Researchers estimate that humans ingest approximately 5 grams of plastic per week — the equivalent of a credit card. In 2020, microplastics were found in human placentas. In 2022, in human blood. In 2023, in human lung tissue.
The primary dietary source of microplastics is seafood. Microplastics enter the ocean through wastewater and runoff. Plankton and filter feeders ingest them. Small fish eat plankton. Larger fish eat small fish. Each step up the food chain concentrates the microplastics. By the time you eat a large ocean fish, you are consuming the concentrated plastic load of potentially millions of smaller organisms. Regular shellfish consumers ingest up to 11,000 microplastic particles per year from shellfish alone.

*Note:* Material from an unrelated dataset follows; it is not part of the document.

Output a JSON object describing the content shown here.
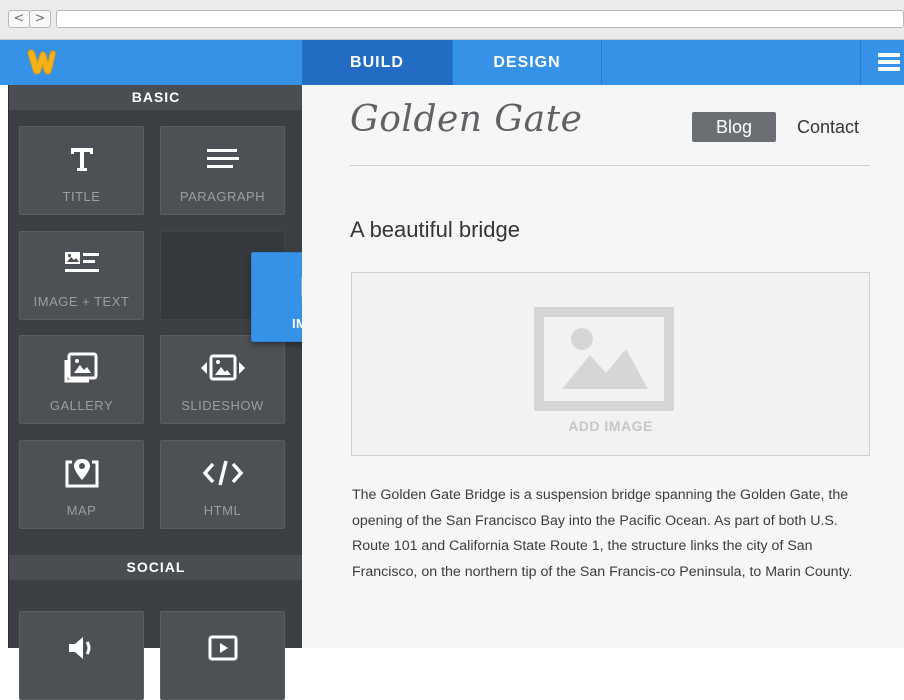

In animal studies, microplastics cause intestinal inflammation and gut microbiome disruption at doses comparable to human dietary exposure. Microplastics carry chemical hitchhikers — plasticizers, flame retardants, heavy metals — that are themselves toxic. The presence of microplastics in placentas suggests they can affect fetal development.
Plants cannot bioaccumulate microplastics through the food chain the way animals do. People who eat primarily whole plant foods ingest approximately 2,000 microplastic particles per year — compared to tens of thousands for regular seafood consumers. Eliminating seafood is currently the single most effective dietary intervention for reducing microplastic exposure.
Every time you choose plants over seafood, you choose less plastic in your body and less demand for an industry polluting the ocean we all depend on.